OKB tedavisinde ilaç ve terapinin eş zamanlı bir arada uygulandığını vurgulayan Prof. Dr. Sedat Özkan, “Obsesyon dediğimiz dürtüsel olarak tekrarlanan düşünce ve davranışlara kompulsiyonlar yani bir takım acilen uygulanması gereken ritüeller veya davranışlar eşlik eder. Bir de bu durumun yaşam işlevselliğini bozacak düzeyde olması gerekir. En sık görülen obsesyon belirtilerine örnek verecek olursak; el yıkama, kapıları, prizleri kontrol etme, kendisine bir hastalık bulaşacağından korkma, yanlış yapmaktan korkma, birisine zarar vermekten korkma, düzen-simetri takıntıları, günah işleyecek olmaktan korkma diyebiliriz. Bunlara eşlik eden kompulsiyonlar ise saatlerce el yıkama, sürekli kontrol etme, kendini toplumdan izole etme, sevdiği insanlardan zarar verme takıntısı sebebiyle uzak durma, sürekli eşyaları düzeltmekten bir süre sonra bıkmak ve kimseyi evine davet etmemek, günah işlemekten korkmak sebebi ile insanlarla minimum ilişki kurmak sürekli tövbe etmek” dedi.

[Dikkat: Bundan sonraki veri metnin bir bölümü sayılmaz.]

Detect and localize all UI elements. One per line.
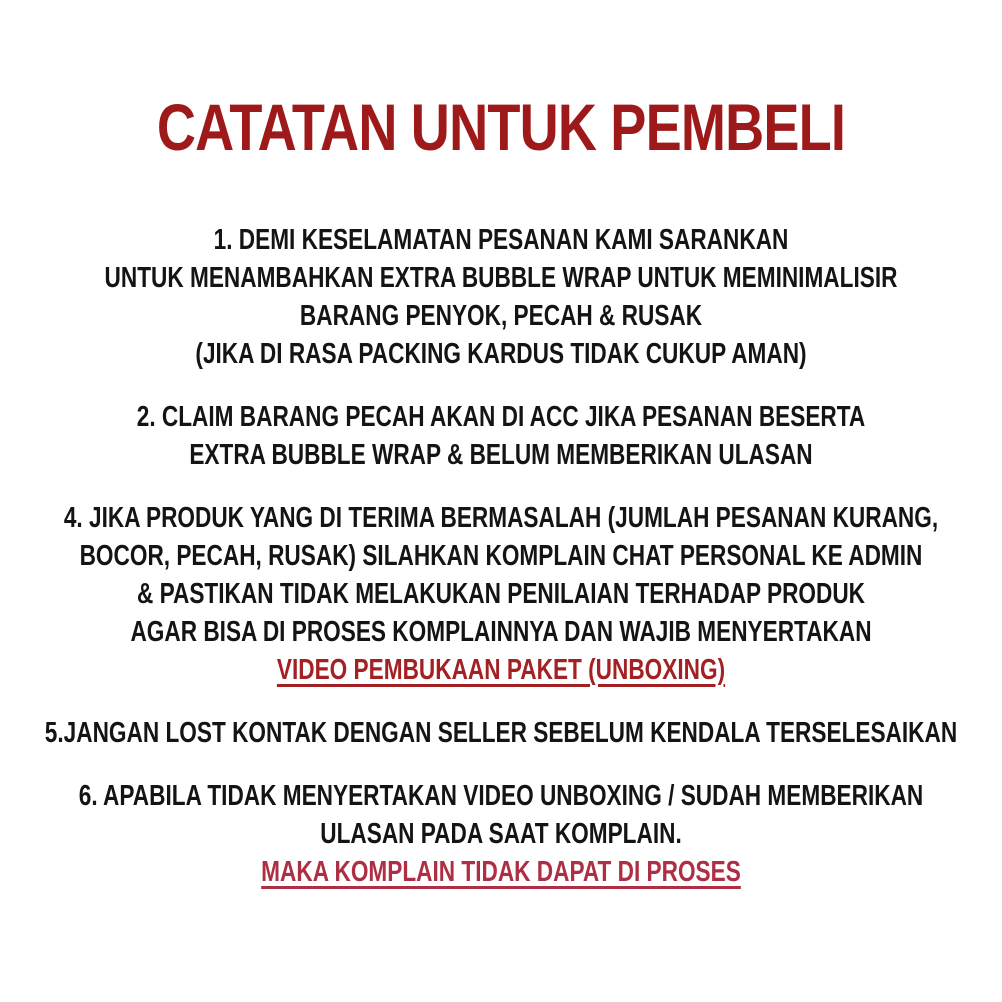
complaint-rejected-emphasis: MAKA KOMPLAIN TIDAK DAPAT DI PROSES <box>261 856 741 888</box>
note-paragraph-packing-advice <box>0 221 1002 373</box>
page-title: CATATAN UNTUK PEMBELI <box>156 90 846 164</box>
note-paragraph-complaint-rejection <box>0 777 1002 891</box>
note-line: 2. CLAIM BARANG PECAH AKAN DI ACC JIKA PESANAN BESERTA <box>136 401 866 433</box>
note-body <box>0 221 1002 891</box>
note-line: 5.JANGAN LOST KONTAK DENGAN SELLER SEBELUM KENDALA TERSELESAIKAN <box>44 717 958 749</box>
note-paragraph-keep-contact <box>0 714 1002 752</box>
note-line: BARANG PENYOK, PECAH & RUSAK <box>299 300 703 332</box>
unboxing-video-emphasis: VIDEO PEMBUKAAN PAKET (UNBOXING) <box>276 654 726 686</box>
note-line: 1. DEMI KESELAMATAN PESANAN KAMI SARANKAN <box>213 224 789 256</box>
note-line: 6. APABILA TIDAK MENYERTAKAN VIDEO UNBOXING / SUDAH MEMBERIKAN <box>78 780 924 812</box>
note-line: EXTRA BUBBLE WRAP & BELUM MEMBERIKAN ULASAN <box>189 439 813 471</box>
note-line: BOCOR, PECAH, RUSAK) SILAHKAN KOMPLAIN CHAT PERSONAL KE ADMIN <box>79 540 923 572</box>
note-line: & PASTIKAN TIDAK MELAKUKAN PENILAIAN TERHADAP PRODUK <box>136 578 866 610</box>
note-paragraph-claim-terms <box>0 398 1002 474</box>
note-line: (JIKA DI RASA PACKING KARDUS TIDAK CUKUP AMAN) <box>195 338 807 370</box>
note-line: AGAR BISA DI PROSES KOMPLAINNYA DAN WAJIB MENYERTAKAN <box>130 616 872 648</box>
note-line: 4. JIKA PRODUK YANG DI TERIMA BERMASALAH (JUMLAH PESANAN KURANG, <box>63 502 939 534</box>
note-line: UNTUK MENAMBAHKAN EXTRA BUBBLE WRAP UNTUK MEMINIMALISIR <box>104 262 898 294</box>
note-line: ULASAN PADA SAAT KOMPLAIN. <box>320 818 682 850</box>
note-paragraph-complaint-procedure <box>0 499 1002 689</box>
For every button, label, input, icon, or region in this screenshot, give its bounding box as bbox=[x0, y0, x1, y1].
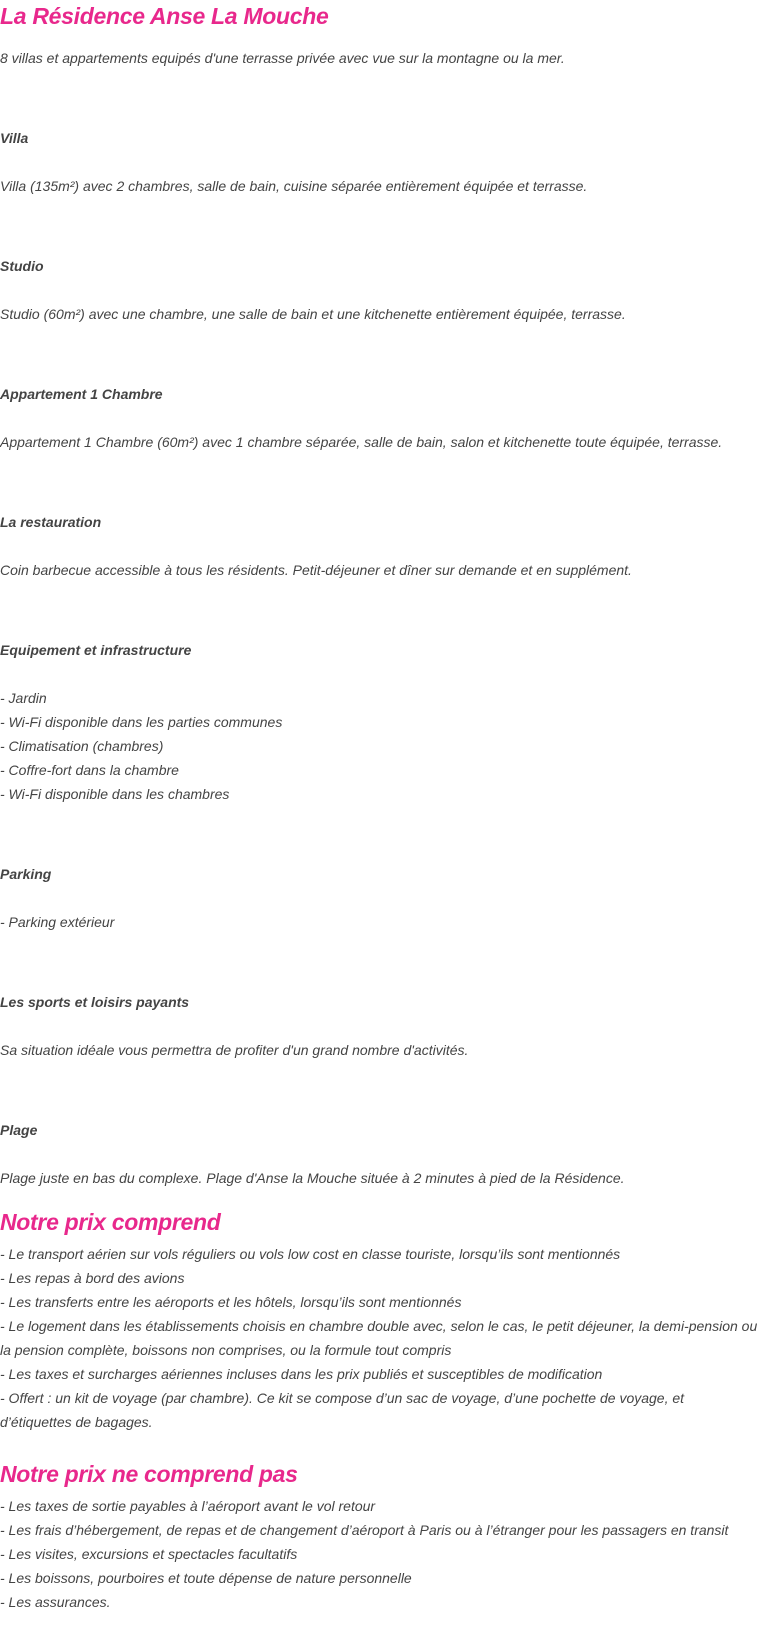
section-restauration bbox=[0, 510, 758, 582]
section-text: Villa (135m²) avec 2 chambres, salle de bain, cuisine séparée entièrement équipée et terrasse. bbox=[0, 178, 588, 194]
section-price-excludes bbox=[0, 1458, 758, 1614]
list-item: - Les assurances. bbox=[0, 1594, 111, 1610]
section-heading: Villa bbox=[0, 130, 29, 146]
list-item: - Climatisation (chambres) bbox=[0, 738, 164, 754]
section-text: Appartement 1 Chambre (60m²) avec 1 chambre séparée, salle de bain, salon et kitchenette toute équipée, terrasse. bbox=[0, 434, 723, 450]
page-title: La Résidence Anse La Mouche bbox=[0, 3, 329, 29]
section-equipement bbox=[0, 638, 758, 806]
section-text: Coin barbecue accessible à tous les résidents. Petit-déjeuner et dîner sur demande et en supplément. bbox=[0, 562, 632, 578]
list-item: - Les taxes de sortie payables à l’aéroport avant le vol retour bbox=[0, 1498, 376, 1514]
section-price-includes bbox=[0, 1206, 758, 1434]
section-heading: Parking bbox=[0, 866, 52, 882]
list-item: - Les boissons, pourboires et toute dépense de nature personnelle bbox=[0, 1570, 412, 1586]
list-item: - Les frais d’hébergement, de repas et de changement d’aéroport à Paris ou à l’étranger pour les passagers en transit bbox=[0, 1522, 729, 1538]
list-item: - Offert : un kit de voyage (par chambre). Ce kit se compose d’un sac de voyage, d’une pochette de voyage, et d’étiquettes de bagages. bbox=[0, 1390, 685, 1430]
section-heading: Equipement et infrastructure bbox=[0, 642, 192, 658]
list-item: - Parking extérieur bbox=[0, 914, 115, 930]
section-appartement bbox=[0, 382, 758, 454]
section-text: Studio (60m²) avec une chambre, une salle de bain et une kitchenette entièrement équipée, terrasse. bbox=[0, 306, 626, 322]
list-item: - Les visites, excursions et spectacles facultatifs bbox=[0, 1546, 298, 1562]
section-heading: Plage bbox=[0, 1122, 38, 1138]
section-villa bbox=[0, 126, 758, 198]
list-item: - Wi-Fi disponible dans les chambres bbox=[0, 786, 230, 802]
price-includes-title: Notre prix comprend bbox=[0, 1209, 221, 1235]
list-item: - Le logement dans les établissements choisis en chambre double avec, selon le cas, le petit déjeuner, la demi-pension ou la pension complète, boissons non comprises, ou la formule tout compris bbox=[0, 1318, 758, 1358]
section-heading: Les sports et loisirs payants bbox=[0, 994, 190, 1010]
list-item: - Jardin bbox=[0, 690, 47, 706]
section-heading: La restauration bbox=[0, 514, 102, 530]
list-item: - Les repas à bord des avions bbox=[0, 1270, 185, 1286]
intro-text: 8 villas et appartements equipés d'une terrasse privée avec vue sur la montagne ou la mer. bbox=[0, 50, 565, 66]
section-plage bbox=[0, 1118, 758, 1190]
section-text: Sa situation idéale vous permettra de profiter d'un grand nombre d'activités. bbox=[0, 1042, 469, 1058]
section-parking bbox=[0, 862, 758, 934]
list-item: - Wi-Fi disponible dans les parties communes bbox=[0, 714, 283, 730]
section-heading: Studio bbox=[0, 258, 44, 274]
list-item: - Coffre-fort dans la chambre bbox=[0, 762, 179, 778]
list-item: - Le transport aérien sur vols réguliers ou vols low cost en classe touriste, lorsqu’ils sont mentionnés bbox=[0, 1246, 621, 1262]
price-excludes-title: Notre prix ne comprend pas bbox=[0, 1461, 298, 1487]
section-text: Plage juste en bas du complexe. Plage d'Anse la Mouche située à 2 minutes à pied de la Résidence. bbox=[0, 1170, 625, 1186]
section-studio bbox=[0, 254, 758, 326]
section-heading: Appartement 1 Chambre bbox=[0, 386, 163, 402]
list-item: - Les transferts entre les aéroports et les hôtels, lorsqu’ils sont mentionnés bbox=[0, 1294, 462, 1310]
section-sports bbox=[0, 990, 758, 1062]
list-item: - Les taxes et surcharges aériennes incluses dans les prix publiés et susceptibles de modification bbox=[0, 1366, 603, 1382]
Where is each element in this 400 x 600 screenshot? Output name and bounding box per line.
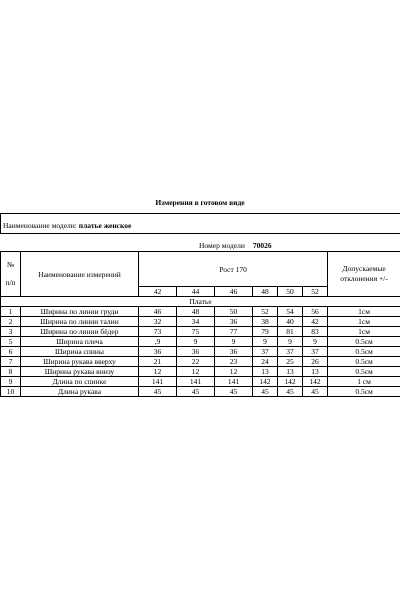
table-row xyxy=(1,367,400,377)
section-row xyxy=(1,297,400,307)
model-number-value: 70026 xyxy=(252,241,272,250)
measurement-value: 36 xyxy=(215,347,253,357)
divider xyxy=(0,233,400,234)
measurement-value: 9 xyxy=(215,337,253,347)
table-row xyxy=(1,357,400,367)
measurement-value: 79 xyxy=(253,327,278,337)
measurement-value: 36 xyxy=(139,347,177,357)
measurement-value: 45 xyxy=(253,387,278,397)
measurement-value: 25 xyxy=(278,357,303,367)
measurement-value: 54 xyxy=(278,307,303,317)
table-row xyxy=(1,387,400,397)
model-name-label: Наименование модели: xyxy=(3,221,77,230)
measurement-value: 141 xyxy=(215,377,253,387)
row-number: 8 xyxy=(1,367,21,377)
measurement-value: 37 xyxy=(253,347,278,357)
row-number: 1 xyxy=(1,307,21,317)
measurement-name: Ширина по линии груди xyxy=(21,307,139,317)
measurement-value: 26 xyxy=(303,357,328,367)
row-number: 6 xyxy=(1,347,21,357)
measurement-value: 52 xyxy=(253,307,278,317)
row-number: 3 xyxy=(1,327,21,337)
measurement-value: ,9 xyxy=(139,337,177,347)
measurement-value: 142 xyxy=(253,377,278,387)
measurement-value: 77 xyxy=(215,327,253,337)
measurement-value: 9 xyxy=(253,337,278,347)
divider xyxy=(0,213,1,233)
measurement-value: 45 xyxy=(139,387,177,397)
measurements-table xyxy=(0,251,400,397)
col-height-header: Рост 170 xyxy=(139,252,328,287)
measurement-value: 46 xyxy=(139,307,177,317)
measurement-value: 141 xyxy=(177,377,215,387)
measurement-value: 9 xyxy=(177,337,215,347)
measurement-name: Ширина спины xyxy=(21,347,139,357)
measurement-value: 83 xyxy=(303,327,328,337)
measurement-name: Ширина рукава внизу xyxy=(21,367,139,377)
size-cell: 42 xyxy=(139,287,177,297)
row-number: 7 xyxy=(1,357,21,367)
size-cell: 46 xyxy=(215,287,253,297)
measurement-value: 21 xyxy=(139,357,177,367)
row-number: 2 xyxy=(1,317,21,327)
measurement-value: 48 xyxy=(177,307,215,317)
measurement-value: 9 xyxy=(303,337,328,347)
measurement-value: 24 xyxy=(253,357,278,367)
measurement-value: 50 xyxy=(215,307,253,317)
col-tolerance-line1: Допускаемые xyxy=(342,264,386,273)
size-cell: 52 xyxy=(303,287,328,297)
measurement-value: 40 xyxy=(278,317,303,327)
col-num-header xyxy=(1,252,21,297)
table-row xyxy=(1,327,400,337)
measurement-value: 45 xyxy=(177,387,215,397)
measurement-value: 32 xyxy=(139,317,177,327)
table-row xyxy=(1,377,400,387)
tolerance-value: 0.5см xyxy=(328,357,400,367)
measurement-value: 45 xyxy=(278,387,303,397)
measurement-value: 12 xyxy=(215,367,253,377)
measurement-name: Ширина плеча xyxy=(21,337,139,347)
size-cell: 50 xyxy=(278,287,303,297)
measurement-value: 23 xyxy=(215,357,253,367)
measurement-name: Ширина рукава вверху xyxy=(21,357,139,367)
measurement-name: Длина по спинке xyxy=(21,377,139,387)
table-row xyxy=(1,317,400,327)
row-number: 9 xyxy=(1,377,21,387)
measurement-value: 56 xyxy=(303,307,328,317)
model-number-line xyxy=(199,241,272,250)
measurement-name: Длина рукава xyxy=(21,387,139,397)
size-cell: 48 xyxy=(253,287,278,297)
measurement-value: 42 xyxy=(303,317,328,327)
document-title: Измерения в готовом виде xyxy=(155,198,245,207)
col-name-header: Наименование измерений xyxy=(21,252,139,297)
row-number: 10 xyxy=(1,387,21,397)
row-number: 5 xyxy=(1,337,21,347)
tolerance-value: 1см xyxy=(328,317,400,327)
measurement-value: 45 xyxy=(303,387,328,397)
measurement-value: 34 xyxy=(177,317,215,327)
measurement-value: 142 xyxy=(278,377,303,387)
tolerance-value: 1см xyxy=(328,327,400,337)
col-num-line1: № xyxy=(6,260,15,269)
measurement-value: 12 xyxy=(139,367,177,377)
section-label: Платье xyxy=(1,297,400,307)
measurement-value: 36 xyxy=(215,317,253,327)
measurement-value: 38 xyxy=(253,317,278,327)
measurement-value: 81 xyxy=(278,327,303,337)
tolerance-value: 0.5см xyxy=(328,387,400,397)
measurement-value: 73 xyxy=(139,327,177,337)
table-row xyxy=(1,307,400,317)
measurement-value: 12 xyxy=(177,367,215,377)
col-num-line2: п/п xyxy=(5,278,16,287)
measurement-value: 37 xyxy=(278,347,303,357)
measurement-value: 13 xyxy=(303,367,328,377)
measurement-value: 37 xyxy=(303,347,328,357)
measurement-value: 45 xyxy=(215,387,253,397)
tolerance-value: 0.5см xyxy=(328,347,400,357)
col-tolerance-line2: отклонения +/- xyxy=(340,274,388,283)
col-tolerance-header xyxy=(328,252,400,297)
model-name-value: платье женское xyxy=(78,221,132,230)
header-row xyxy=(1,252,400,287)
size-cell: 44 xyxy=(177,287,215,297)
model-name-line xyxy=(3,221,131,230)
measurement-value: 36 xyxy=(177,347,215,357)
table-row xyxy=(1,337,400,347)
tolerance-value: 0.5см xyxy=(328,367,400,377)
tolerance-value: 1 см xyxy=(328,377,400,387)
measurement-value: 9 xyxy=(278,337,303,347)
measurement-value: 13 xyxy=(278,367,303,377)
table-row xyxy=(1,347,400,357)
measurement-name: Ширина по линии бёдер xyxy=(21,327,139,337)
measurement-value: 75 xyxy=(177,327,215,337)
measurement-name: Ширина по линии талии xyxy=(21,317,139,327)
measurement-value: 13 xyxy=(253,367,278,377)
measurement-value: 142 xyxy=(303,377,328,387)
measurement-value: 141 xyxy=(139,377,177,387)
measurement-value: 22 xyxy=(177,357,215,367)
divider xyxy=(0,213,400,214)
model-number-label: Номер модели xyxy=(199,241,245,250)
tolerance-value: 0.5см xyxy=(328,337,400,347)
tolerance-value: 1см xyxy=(328,307,400,317)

ADAPTE OLAMAYAN KİŞİLERDE DAHA SIK RASTLANIYOR
Prof. Dr. Sedat Özkan, hastalığın ortaya çıkmasında kültürel faktörlerin etkili olduğuna dikkat çekerek, “Özellikle çocukluk çağında aşırı kuralcı ve disiplinli eğitim veren toplumlarda OKB’nin daha sık görüldüğü düşünülmektedir. Son yıllarda yapılan araştırmalar, OKB’nin biyolojik faktörler, yaşam deneyimleri, stres,travmalar, inanç ve tavırlar gibi psikolojik faktörlerden kaynaklandığını ortaya koyuyor. Günümüzün getirdiği sosyal yaşamdaki değişimlere adapte olamayan kişilerde daha sık OKB’ye rastlanmaktadır. Obsesif kompulsif bozukluk uzun süren ve zamanla iyileşme dönemleri gösterebilen bir hastalık. İlaç ve psikoterapiyle tedavi ediliyor” dedi.
OKB tedavisinin temel hedefinin rahatsızlık yaratan düşüncelerin, sorumluluk artışı yaratmasını durdurmak olduğunu belirten Özkan, “Hastalığın tekrarını önlemek de en az tedavi kadar önemlidir. Bu nedenle; hastaya stresle başa çıkma yöntemleri öğretmek ve tedavinin her aşamasında hastayı belirtiler ve durumla ilgili eğitmek ve ileride bunları kullanabilmesine olanak yaratmak büyük önem taşır.
Hastalar kendi ev ortamlarında bunları yapmakta zorlanır. Bu nedenle hastaneye yatırmak gerekmez. Gün Hastanesi Modelinde terapötik ortamda uzmanın aktif yardımı ile bilişsel davranışçı terapi, maruz bırakma ve kompülsiyonu engelleme, sistematik duyarsızlaştırma ilaç tedavisi eş zamanlı ve eş güdümlü uygulanır” ifadelerini kullandı.
GÜN HASTANESİ MODELİ
Gün hastanesi modeli; hastanın durumuna göre günübirlik yatış ile takip edilebileceği, bir yandan terapilerinin yapılabileceği, hastaların uzman eşliğinde takıntıları ile yüzleşirken sonrasında psikiyatri uzmanı ile ilaçları hakkında görüşebileceği,uğraş terapisi ile işlevselliğini arttırırken katıldığı bir grup terapisinde kendisi ile aynı durumda olan kişilerle baş etme yöntemleri geliştirebileceği tüm imkanları bir arada sunan modeldir.